Considering antisemitism’s motives is important in the politically tribal atmosphere prevalent in America. Many have noted that adherence to antisemitic beliefs is where the far-left and the far-right appear to overlap — what is known as the “horseshoe” model.
Nevertheless, examining antisemitism’s manifestations in addition to its motives yields useful insights. Two categories stand out.
The first includes the broad spectrum of physical threats to Jews and Jewish institutions. Among the most familiar recent examples: the shooting attacks at the Tree of Life Congregation in Pittsburgh and the Chabad of Poway, California synagogue (right-wing); the hostage-taking of a rabbi and congregants in Colleyville, Texas, and the threat last month that led to a law enforcement warning to synagogues across New Jersey (Islamist); and the shooting attack in a Jersey City kosher supermarket (Black Hebrew Israelite). These are just some of the gravest incidents on a long list that includes many more occurrences of assaults on Jews and vandalism and arson at synagogues, schools and other Jewish institutions across the country.
Addressing these threats is why Jewish leaders spend time and energy debating the balance between the security and openness of their institutions, why armed security is the norm at Jewish schools, and why dedicated organizations are now helping communities harden their facilities and training personnel to contend with hostage takers, active shooters and bomb threats. The need to provide such physical security is outrageous. Doing so is difficult and carries significant social, psychological and financial costs, but it is a longstanding and, for the most part, manageable fact of Jewish life worldwide.

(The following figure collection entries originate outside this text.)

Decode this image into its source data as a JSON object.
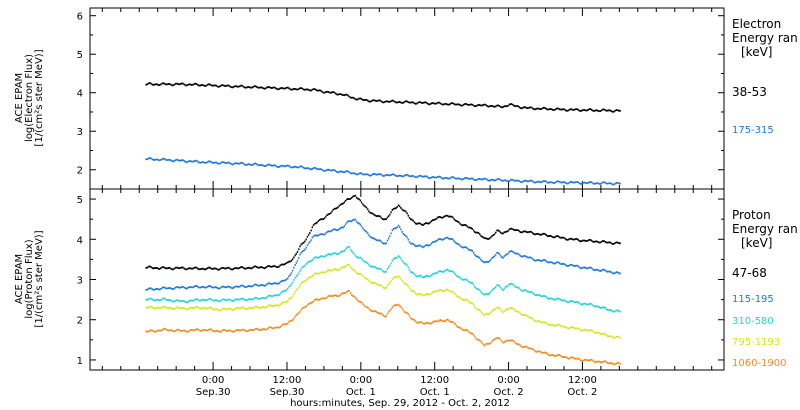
{
  "chart_data": [
    {
      "type": "scatter",
      "panel": "electron",
      "ylabel_lines": [
        "ACE EPAM",
        "log(Electron Flux)",
        "[1/(cm²s ster MeV)]"
      ],
      "ylim": [
        1.5,
        6.2
      ],
      "yticks": [
        2,
        3,
        4,
        5,
        6
      ],
      "legend_title": [
        "Electron",
        "Energy ran"
      ],
      "legend_unit": "[keV]",
      "series": [
        {
          "name": "38-53",
          "color": "#000000",
          "x": [
            -11,
            -8,
            -5,
            -2,
            1,
            4,
            7,
            10,
            13,
            16,
            19,
            20,
            21,
            22,
            23,
            24,
            25,
            27,
            30,
            33,
            36,
            39,
            42,
            45,
            47,
            48,
            49,
            51,
            54,
            57,
            60,
            63,
            66
          ],
          "y": [
            4.22,
            4.22,
            4.22,
            4.2,
            4.18,
            4.16,
            4.14,
            4.12,
            4.1,
            4.08,
            4.0,
            3.98,
            3.95,
            3.9,
            3.85,
            3.82,
            3.8,
            3.78,
            3.76,
            3.74,
            3.72,
            3.7,
            3.68,
            3.66,
            3.63,
            3.7,
            3.65,
            3.6,
            3.58,
            3.56,
            3.55,
            3.54,
            3.53
          ]
        },
        {
          "name": "175-315",
          "color": "#1E78D7",
          "x": [
            -11,
            -8,
            -5,
            -2,
            1,
            4,
            7,
            10,
            13,
            16,
            19,
            22,
            24,
            27,
            30,
            33,
            36,
            39,
            42,
            45,
            48,
            51,
            54,
            57,
            60,
            63,
            66
          ],
          "y": [
            2.28,
            2.26,
            2.23,
            2.2,
            2.18,
            2.16,
            2.13,
            2.1,
            2.08,
            2.03,
            1.98,
            1.93,
            1.88,
            1.87,
            1.85,
            1.83,
            1.8,
            1.78,
            1.76,
            1.74,
            1.72,
            1.7,
            1.68,
            1.67,
            1.66,
            1.65,
            1.64
          ]
        }
      ]
    },
    {
      "type": "scatter",
      "panel": "proton",
      "ylabel_lines": [
        "ACE EPAM",
        "log(Proton Flux)",
        "[1/(cm²s ster MeV)]"
      ],
      "ylim": [
        0.75,
        5.25
      ],
      "yticks": [
        1,
        2,
        3,
        4,
        5
      ],
      "legend_title": [
        "Proton",
        "Energy ran"
      ],
      "legend_unit": "[keV]",
      "series": [
        {
          "name": "47-68",
          "color": "#000000",
          "x": [
            -11,
            -8,
            -5,
            -2,
            1,
            4,
            7,
            10,
            12,
            13,
            14,
            15,
            16,
            17,
            18,
            19,
            20,
            21,
            22,
            23,
            24,
            25,
            26,
            27,
            28,
            29,
            30,
            31,
            32,
            33,
            34,
            36,
            38,
            40,
            42,
            43,
            44,
            45,
            46,
            47,
            48,
            50,
            52,
            54,
            56,
            58,
            60,
            62,
            64,
            66
          ],
          "y": [
            3.3,
            3.28,
            3.28,
            3.27,
            3.27,
            3.28,
            3.3,
            3.32,
            3.4,
            3.55,
            3.8,
            4.0,
            4.3,
            4.45,
            4.55,
            4.65,
            4.8,
            4.9,
            5.0,
            5.1,
            4.9,
            4.75,
            4.6,
            4.55,
            4.5,
            4.7,
            4.85,
            4.7,
            4.5,
            4.4,
            4.35,
            4.5,
            4.6,
            4.4,
            4.25,
            4.15,
            4.0,
            4.05,
            4.2,
            4.15,
            4.25,
            4.2,
            4.15,
            4.1,
            4.05,
            4.0,
            3.97,
            3.95,
            3.92,
            3.9
          ]
        },
        {
          "name": "115-195",
          "color": "#1E78D7",
          "x": [
            -11,
            -8,
            -5,
            -2,
            1,
            4,
            7,
            10,
            12,
            13,
            14,
            15,
            16,
            17,
            18,
            19,
            20,
            21,
            22,
            23,
            24,
            25,
            26,
            27,
            28,
            29,
            30,
            31,
            32,
            33,
            34,
            36,
            38,
            40,
            42,
            43,
            44,
            45,
            46,
            47,
            48,
            50,
            52,
            54,
            56,
            58,
            60,
            62,
            64,
            66
          ],
          "y": [
            2.75,
            2.78,
            2.8,
            2.82,
            2.8,
            2.82,
            2.85,
            2.9,
            3.0,
            3.3,
            3.6,
            3.8,
            4.05,
            4.1,
            4.15,
            4.2,
            4.25,
            4.3,
            4.45,
            4.5,
            4.3,
            4.15,
            4.0,
            3.95,
            3.9,
            4.2,
            4.35,
            4.1,
            3.9,
            3.85,
            3.8,
            3.95,
            4.05,
            3.85,
            3.7,
            3.55,
            3.4,
            3.5,
            3.65,
            3.55,
            3.7,
            3.6,
            3.5,
            3.45,
            3.4,
            3.35,
            3.3,
            3.25,
            3.2,
            3.15
          ]
        },
        {
          "name": "310-580",
          "color": "#22D4D4",
          "x": [
            -11,
            -8,
            -5,
            -2,
            1,
            4,
            7,
            10,
            12,
            13,
            14,
            15,
            16,
            17,
            18,
            19,
            20,
            21,
            22,
            23,
            24,
            25,
            26,
            27,
            28,
            29,
            30,
            31,
            32,
            33,
            34,
            36,
            38,
            40,
            42,
            43,
            44,
            45,
            46,
            47,
            48,
            50,
            52,
            54,
            56,
            58,
            60,
            62,
            64,
            66
          ],
          "y": [
            2.5,
            2.5,
            2.45,
            2.5,
            2.48,
            2.5,
            2.52,
            2.6,
            2.75,
            3.0,
            3.2,
            3.4,
            3.5,
            3.55,
            3.6,
            3.62,
            3.65,
            3.7,
            3.8,
            3.6,
            3.5,
            3.4,
            3.3,
            3.25,
            3.2,
            3.45,
            3.6,
            3.4,
            3.2,
            3.1,
            3.05,
            3.15,
            3.25,
            3.05,
            2.9,
            2.75,
            2.6,
            2.7,
            2.85,
            2.75,
            2.9,
            2.75,
            2.65,
            2.55,
            2.5,
            2.45,
            2.4,
            2.35,
            2.25,
            2.2
          ]
        },
        {
          "name": "795-1193",
          "color": "#D4E61E",
          "x": [
            -11,
            -8,
            -5,
            -2,
            1,
            4,
            7,
            10,
            12,
            13,
            14,
            15,
            16,
            17,
            18,
            19,
            20,
            21,
            22,
            23,
            24,
            25,
            26,
            27,
            28,
            29,
            30,
            31,
            32,
            33,
            34,
            36,
            38,
            40,
            42,
            43,
            44,
            45,
            46,
            47,
            48,
            50,
            52,
            54,
            56,
            58,
            60,
            62,
            64,
            66
          ],
          "y": [
            2.3,
            2.3,
            2.28,
            2.3,
            2.25,
            2.28,
            2.3,
            2.35,
            2.45,
            2.65,
            2.85,
            3.0,
            3.1,
            3.15,
            3.2,
            3.22,
            3.25,
            3.3,
            3.35,
            3.2,
            3.1,
            3.0,
            2.9,
            2.85,
            2.8,
            3.0,
            3.1,
            2.9,
            2.75,
            2.65,
            2.6,
            2.7,
            2.75,
            2.55,
            2.4,
            2.25,
            2.1,
            2.2,
            2.3,
            2.2,
            2.3,
            2.15,
            2.0,
            1.9,
            1.85,
            1.8,
            1.75,
            1.7,
            1.6,
            1.55
          ]
        },
        {
          "name": "1060-1900",
          "color": "#F08C1E",
          "x": [
            -11,
            -8,
            -5,
            -2,
            1,
            4,
            7,
            10,
            12,
            13,
            14,
            15,
            16,
            17,
            18,
            19,
            20,
            21,
            22,
            23,
            24,
            25,
            26,
            27,
            28,
            29,
            30,
            31,
            32,
            33,
            34,
            36,
            38,
            40,
            42,
            43,
            44,
            45,
            46,
            47,
            48,
            50,
            52,
            54,
            56,
            58,
            60,
            62,
            64,
            66
          ],
          "y": [
            1.7,
            1.75,
            1.72,
            1.75,
            1.72,
            1.73,
            1.75,
            1.8,
            1.9,
            2.05,
            2.2,
            2.35,
            2.45,
            2.5,
            2.55,
            2.58,
            2.6,
            2.65,
            2.7,
            2.55,
            2.4,
            2.3,
            2.2,
            2.15,
            2.1,
            2.3,
            2.4,
            2.2,
            2.05,
            1.95,
            1.9,
            1.95,
            2.0,
            1.8,
            1.65,
            1.5,
            1.35,
            1.45,
            1.55,
            1.45,
            1.5,
            1.35,
            1.25,
            1.15,
            1.1,
            1.05,
            1.0,
            0.97,
            0.93,
            0.9
          ]
        }
      ]
    }
  ],
  "x_axis": {
    "unit": "hours",
    "xlim": [
      -20,
      83
    ],
    "major_ticks": [
      {
        "x": 0,
        "top": "0:00",
        "bottom": "Sep.30"
      },
      {
        "x": 12,
        "top": "12:00",
        "bottom": "Sep.30"
      },
      {
        "x": 24,
        "top": "0:00",
        "bottom": "Oct. 1"
      },
      {
        "x": 36,
        "top": "12:00",
        "bottom": "Oct. 1"
      },
      {
        "x": 48,
        "top": "0:00",
        "bottom": "Oct. 2"
      },
      {
        "x": 60,
        "top": "12:00",
        "bottom": "Oct. 2"
      }
    ],
    "minor_ticks": [
      -18,
      -15,
      -12,
      -9,
      -6,
      -3,
      3,
      6,
      9,
      15,
      18,
      21,
      27,
      30,
      33,
      39,
      42,
      45,
      51,
      54,
      57,
      63,
      66,
      69,
      72,
      75,
      78,
      81
    ],
    "label": "hours:minutes, Sep. 29, 2012 - Oct. 2, 2012"
  }
}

The second category is less immediately recognizable and, in many ways, harder to fight. It is less focused on Jews’ physical security and instead seeks to undermine their social, academic and employment security. This is the antisemitism that — at a time of peak identity politics on- and off-campus — seeks to intimidate Jewish college students and faculty from expressing their Jewish identity, including voicing their support for Jewish self-determination. Often hiding behind the euphemism of “anti-Zionism,” this antisemitism is primarily of left-wing provenance and is most prevalent at institutions that have become “safe spaces” for bigots instead of the strongholds of free speech and the exchange of ideas they are meant to be. Though the country’s elite universities are not reimposing quotas on Jewish students, the on-campus efforts to silence Jews from Berkeley and USC to Tufts and SUNY is nevertheless an ironic and tragic regression to a darker time not so long ago in American history.

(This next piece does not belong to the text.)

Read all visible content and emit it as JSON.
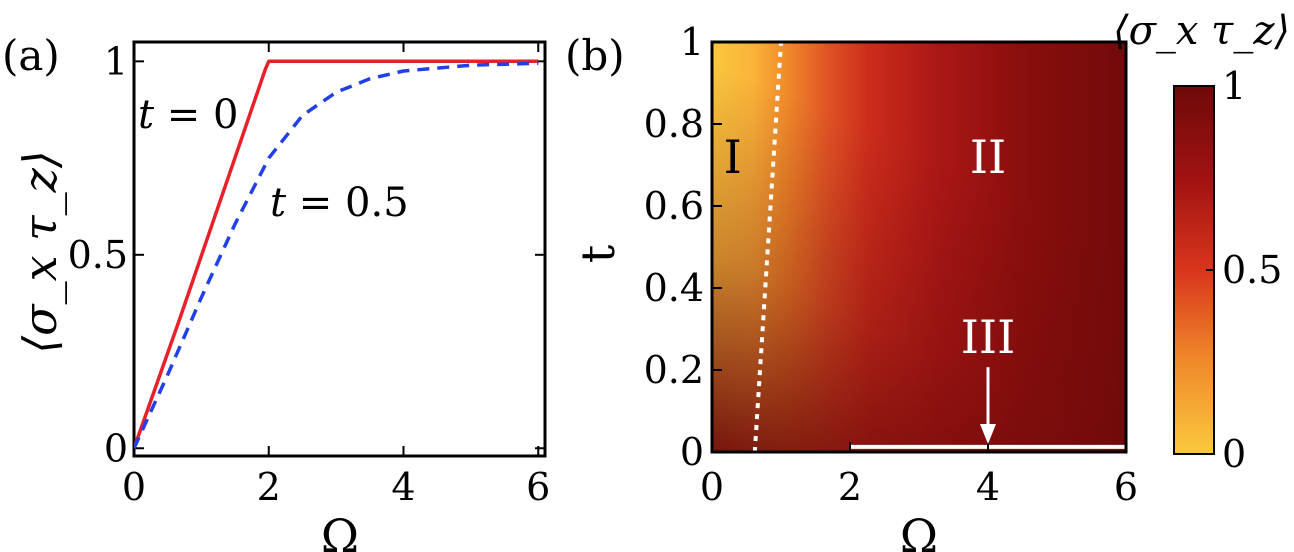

Countering the latter type of antisemitism is not as simple as installing metal detectors and vehicle barriers. It requires Jews to stand up for themselves and to build alliances with others who understand that these phenomena pose a threat not only to Jews, but also to higher learning and to American society as a whole.
These two categories of antisemitism share a common desire to impose unbearable costs on American Jews’ exercising of their most fundamental rights — speech, assembly, worship. Among their adherents, some would deny Jews the right to life and liberty, and some deny that the Jewish people have the right to self-determination.
The various types and tactics of antisemitism have something else in common: They should be fought together. Far too many are willing to name and shame the antisemitism of their political rivals while downplaying or even excusing the antisemitism of those in their own camp. The best way to challenge antisemitism is to do so with vigor and consistency, regardless of its source or expression and despite the discomfort of doing so against one’s in-group.
In steeling ourselves for the ongoing fight against antisemitism, Hanukkah reminds us also that the Maccabean Revolt took years to succeed and was marked by smaller victories and defeats throughout. The religious and political freedom it restored proved to be temporary. While the meaning of the holiday has evolved, perhaps Hanukkah’s most important and enduring lesson is that for the Jewish people, maintaining freedom can be as great a struggle as achieving it.
Jonathan Schachter is a senior fellow at the Hudson Institute.